How can we prove using mathematical induction that #n^2+n+1# is an odd number if n is a natural number?

1 Answer
Mar 31, 2017

See Explanation.
or try again yourself keeping in mind that : -
Any even number can be represented as 2t and any odd number can be represented as 2t+1 where t is also a natural number

Explanation:

Assuming you know the general algorithm of Principle of mathematical induction;

1 . Checking if the statement is true for #n=1#.
#1^2+1+1 = 3# which is odd

2 . Assuming statement is true for some natural number #k#.
i.e. #k^2+k+1# is odd.
i.e. #k^2 + k +1 = 2l+1# where #l# is another natural number.

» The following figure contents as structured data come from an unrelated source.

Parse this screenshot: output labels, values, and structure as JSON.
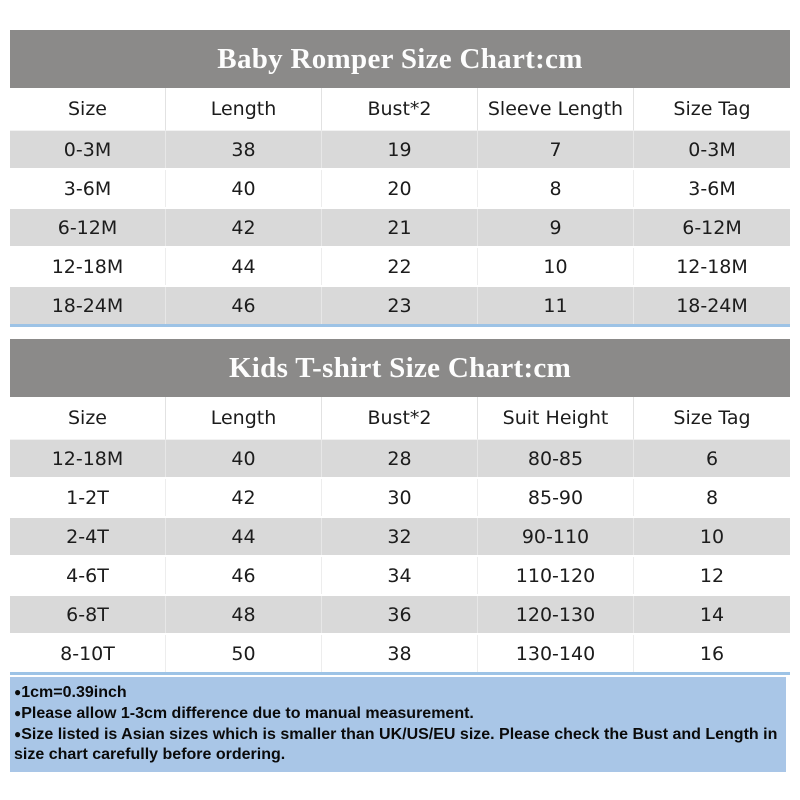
{
  "colors": {
    "title_bar_bg": "#8b8a89",
    "title_text": "#fdfdfd",
    "row_alt_bg": "#d9d9d9",
    "row_bg": "#ffffff",
    "cell_text": "#1c1c1c",
    "blue_line": "#9dc3e6",
    "notes_bg": "#a9c6e7"
  },
  "tables": [
    {
      "title": "Baby Romper Size Chart:cm",
      "columns": [
        "Size",
        "Length",
        "Bust*2",
        "Sleeve Length",
        "Size Tag"
      ],
      "rows": [
        [
          "0-3M",
          "38",
          "19",
          "7",
          "0-3M"
        ],
        [
          "3-6M",
          "40",
          "20",
          "8",
          "3-6M"
        ],
        [
          "6-12M",
          "42",
          "21",
          "9",
          "6-12M"
        ],
        [
          "12-18M",
          "44",
          "22",
          "10",
          "12-18M"
        ],
        [
          "18-24M",
          "46",
          "23",
          "11",
          "18-24M"
        ]
      ]
    },
    {
      "title": "Kids T-shirt Size Chart:cm",
      "columns": [
        "Size",
        "Length",
        "Bust*2",
        "Suit Height",
        "Size Tag"
      ],
      "rows": [
        [
          "12-18M",
          "40",
          "28",
          "80-85",
          "6"
        ],
        [
          "1-2T",
          "42",
          "30",
          "85-90",
          "8"
        ],
        [
          "2-4T",
          "44",
          "32",
          "90-110",
          "10"
        ],
        [
          "4-6T",
          "46",
          "34",
          "110-120",
          "12"
        ],
        [
          "6-8T",
          "48",
          "36",
          "120-130",
          "14"
        ],
        [
          "8-10T",
          "50",
          "38",
          "130-140",
          "16"
        ]
      ]
    }
  ],
  "notes": {
    "bullet": "●",
    "items": [
      "1cm=0.39inch",
      "Please allow 1-3cm difference due to manual measurement.",
      "Size listed is Asian sizes which is smaller than UK/US/EU size. Please check the Bust and Length in size chart carefully before ordering."
    ]
  }
}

[any even number can be represented as 2t and any odd number can be represented as 2t+1 where t is also a natural number]

3 . To prove that statement is true for natural number next to #k# i.e. #k+1#.

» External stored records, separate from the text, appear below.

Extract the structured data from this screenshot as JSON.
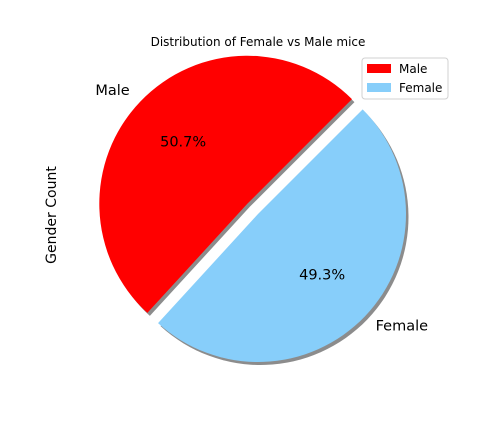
{
  "chart_data": {
    "type": "pie",
    "title": "Distribution of Female vs Male mice",
    "ylabel": "Gender Count",
    "labels": [
      "Male",
      "Female"
    ],
    "percent_labels": [
      "50.7%",
      "49.3%"
    ],
    "values": [
      50.7,
      49.3
    ],
    "colors": [
      "#ff0000",
      "#87cefa"
    ],
    "explode": [
      0.1,
      0
    ],
    "start_angle_deg": 45,
    "shadow": true,
    "legend": {
      "placement": "top-right",
      "entries": [
        "Male",
        "Female"
      ]
    }
  }
}
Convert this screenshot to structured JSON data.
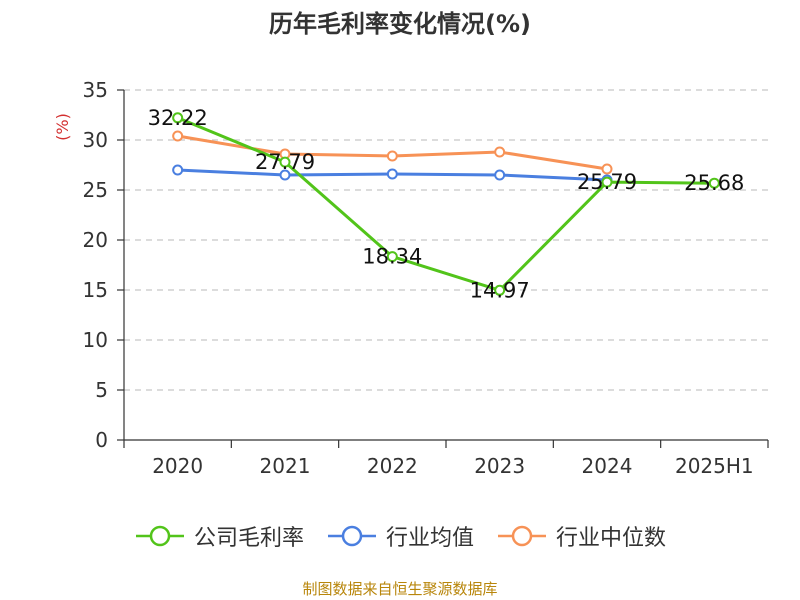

#implies# to prove that # (k+1)^2+(k+1)+1# is also odd.
# (k+1)^2+(k+1)+1 = k^2 + 1 + 2k + k +1 +1#
#= (k^2 + k +1) +2k +2#
#= (2l +1) +2(k+1) # (from point 2.)
#=2l +1 +2(k+1)#
#= 2(l+k+1) +1#
#= 2p+1# #-=# ODD (where p is a natural number)

now since all three, #l, k, 1# are natural numbers, their sum i.e. #l+k+1# is also a natural number and can be represented by another natural number.